The energywatch report takes a generous view of suppliers’ actions by including investment in all announced initiatives, including some that have yet to be delivered.
Richard Bates said: “Even on the assumption that suppliers will fulfil their commitments, it is clear that the assistance offered will fall well short of the response needed to mitigate the impact of high energy prices on Britain’s most vulnerable households.”

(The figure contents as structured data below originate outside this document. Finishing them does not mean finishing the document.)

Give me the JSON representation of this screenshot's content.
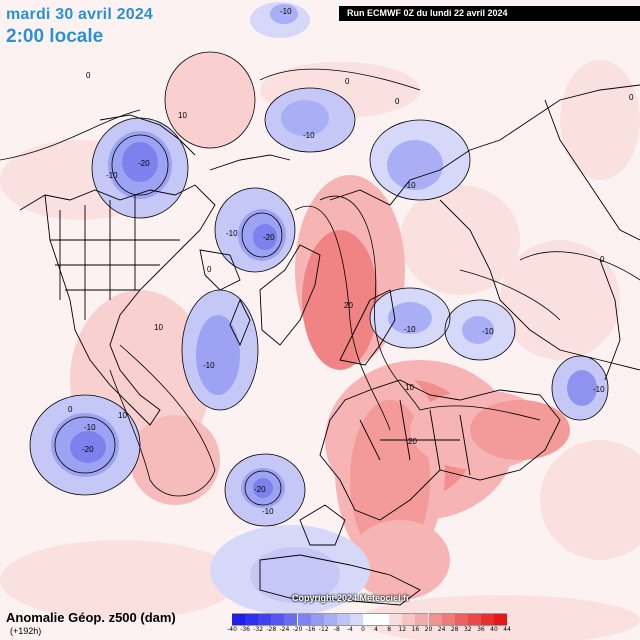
{
  "header": {
    "date": "mardi 30 avril 2024",
    "time": "2:00 locale",
    "run": "Run ECMWF 0Z du lundi 22 avril 2024"
  },
  "footer": {
    "title": "Anomalie Géop. z500 (dam)",
    "lead": "(+192h)",
    "copyright": "Copyright 2024 Meteociel.fr"
  },
  "colors": {
    "negative_strong": "#1d1dfc",
    "negative_mid": "#8f93ef",
    "negative_light": "#d8dcf8",
    "positive_light": "#f9d4d4",
    "positive_mid": "#f28a8a",
    "positive_strong": "#e81c1c"
  },
  "legend": {
    "ticks": [
      "-40",
      "-36",
      "-32",
      "-28",
      "-24",
      "-20",
      "-16",
      "-12",
      "-8",
      "-4",
      "0",
      "4",
      "8",
      "12",
      "16",
      "20",
      "24",
      "28",
      "32",
      "36",
      "40",
      "44"
    ],
    "colors": [
      "#1f1fe8",
      "#2f2fee",
      "#4141f0",
      "#5555f0",
      "#6a6cf0",
      "#7f83f1",
      "#9599f2",
      "#aaaef4",
      "#c0c3f6",
      "#d6d8f9",
      "#ffffff",
      "#ffffff",
      "#fadcdc",
      "#f7c4c4",
      "#f4abab",
      "#f19292",
      "#ee7a7a",
      "#eb6161",
      "#e84848",
      "#e53030",
      "#e21818"
    ]
  },
  "contour_labels": [
    {
      "text": "-10",
      "lon_desc": "N Pacific"
    },
    {
      "text": "0"
    },
    {
      "text": "10"
    },
    {
      "text": "-20"
    },
    {
      "text": "20"
    }
  ]
}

With suppliers claiming they are feeling the pinch and struggling to protect profit margins as a result of increased wholesale costs, energywatch is concerned that those companies who have shown a genuine commitment and are doing the most could reduce their investment if they feel they are being put at a competitive disadvantage by the suppliers doing the least. There is no guarantee from suppliers that these schemes are here for the long run, as pressure on margins may see them whittled away to nothing
Bates added: “To create a proportional and level playing field, the government now needs to require suppliers to offer social tariffs that meet minimum standards. Without enforced standards there is always the possibility that protection for vulnerable consumers will be levelled down or even removed, resulting in inadequate provision rather than the bar being raised to ensure consumers get the effective social tariffs they need if they are to have access to affordable energy and escape fuel poverty.
"The reaction of the Prime Minister and the Chancellor to the latest price rises suggests that they have been as surprised as everyone else by the sheer scale of the increases. And with our report clearly evidencing the inconsistent and inadequate response by most suppliers, energywatch wants the government to recognise the shortcomings of the Energy Bill and amend its own legislation."